Contudo, em um país como o Brasil, em que o resultado da aplicação judicial do Direito é uma incógnita jurídica, porque cada juiz interpreta e decide “segundo o seu entendimento”, tudo, e absolutamente tudo, é juridicamente possível de acontecer, em se tratando de ampla defesa e presunção de inocência.
Por isso, creio que o juiz Sérgio Moro, apesar de normativamente embasado, arriscou-se a ver decisão sua anulada, ao indeferir o pedido da defesa de Lula para ouvir outras mais testemunhas: “Este juízo já ouviu muitos depoimentos sobre o apartamento triplex e sobre a reforma dele, não sendo necessários novos a esse respeito. O que se faz necessário, sim, é valorar oportunamente os depoimentos já tomados, juntamente com as demais provas.” Complementou: “Observo ainda que a ampla defesa, direito fundamental, não significa um direito amplo e irrestrito à produção de qualquer prova, mesmo as impossíveis, as custosas e as protelatórias.” O tempo dirá.

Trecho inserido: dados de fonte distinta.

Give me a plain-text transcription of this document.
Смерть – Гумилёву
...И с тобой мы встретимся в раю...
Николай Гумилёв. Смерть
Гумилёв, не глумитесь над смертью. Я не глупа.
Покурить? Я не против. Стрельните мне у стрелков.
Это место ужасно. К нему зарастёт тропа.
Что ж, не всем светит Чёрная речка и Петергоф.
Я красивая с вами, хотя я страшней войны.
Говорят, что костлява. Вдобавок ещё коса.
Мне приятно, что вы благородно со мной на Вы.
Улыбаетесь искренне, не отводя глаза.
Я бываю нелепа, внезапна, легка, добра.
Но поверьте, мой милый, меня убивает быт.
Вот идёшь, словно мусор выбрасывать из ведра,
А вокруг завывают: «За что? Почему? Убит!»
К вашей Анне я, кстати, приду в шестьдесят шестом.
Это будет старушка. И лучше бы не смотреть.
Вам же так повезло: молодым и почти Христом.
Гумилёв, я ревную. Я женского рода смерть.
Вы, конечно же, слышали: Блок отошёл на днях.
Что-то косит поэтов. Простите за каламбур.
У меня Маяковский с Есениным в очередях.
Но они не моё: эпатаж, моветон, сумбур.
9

O terceiro questionamento: direito a permanecer calado inclui o direito a falar mentiras? Mentiras contadas inconscientemente, pelo fato de o interrogado estar convencido da sua “verdade”, sim: são juridicamente aceitáveis, porque a sua fala é mera narrativa construída, segundo a sua interpretação subjetiva dos acontecimentos.
Agora, mentir propositalmente, buscando confundir as investigações ou induzir o juiz a erro, é juridicamente inaceitável. Tanto o é, que o código penal, no artigo 59, autoriza o juiz a considerar a personalidade do réu no momento em que for calcular e individualizar a pena a ser aplicada a ele. O fato de o acusado não prestar juramento e poder alegar o que for necessário para beneficiar a sua defesa (CPP,187,§2.º,VIII), não implica na autorização normativa implícita para tentar manipular o juiz com alegações falsas ou tripudiar da ineficiência do Poder Judiciário, agravando o descrédito que já paira sobre sistema jurídico penal.
A mentira intencional, além de dificultar a apuração dos fatos e a aplicação adequada do Direito, corroendo a sua eficácia, a credibilidade e contrariando o próprio caráter inibitório do Direito, estimula a irresponsabilidade da pessoa pelos ilícitos praticados, por ser capaz de gerar a crença imoral de que não será punido (afinal, o crime não foi perfeito?). “Não sabia de nada, não vi nada, não escutei nada, não fiz nada, e não autorizei ninguém a falar ou praticar ilicitudes em meu nome!” No Brasil, acho que já escutei isso antes. E você, leitor?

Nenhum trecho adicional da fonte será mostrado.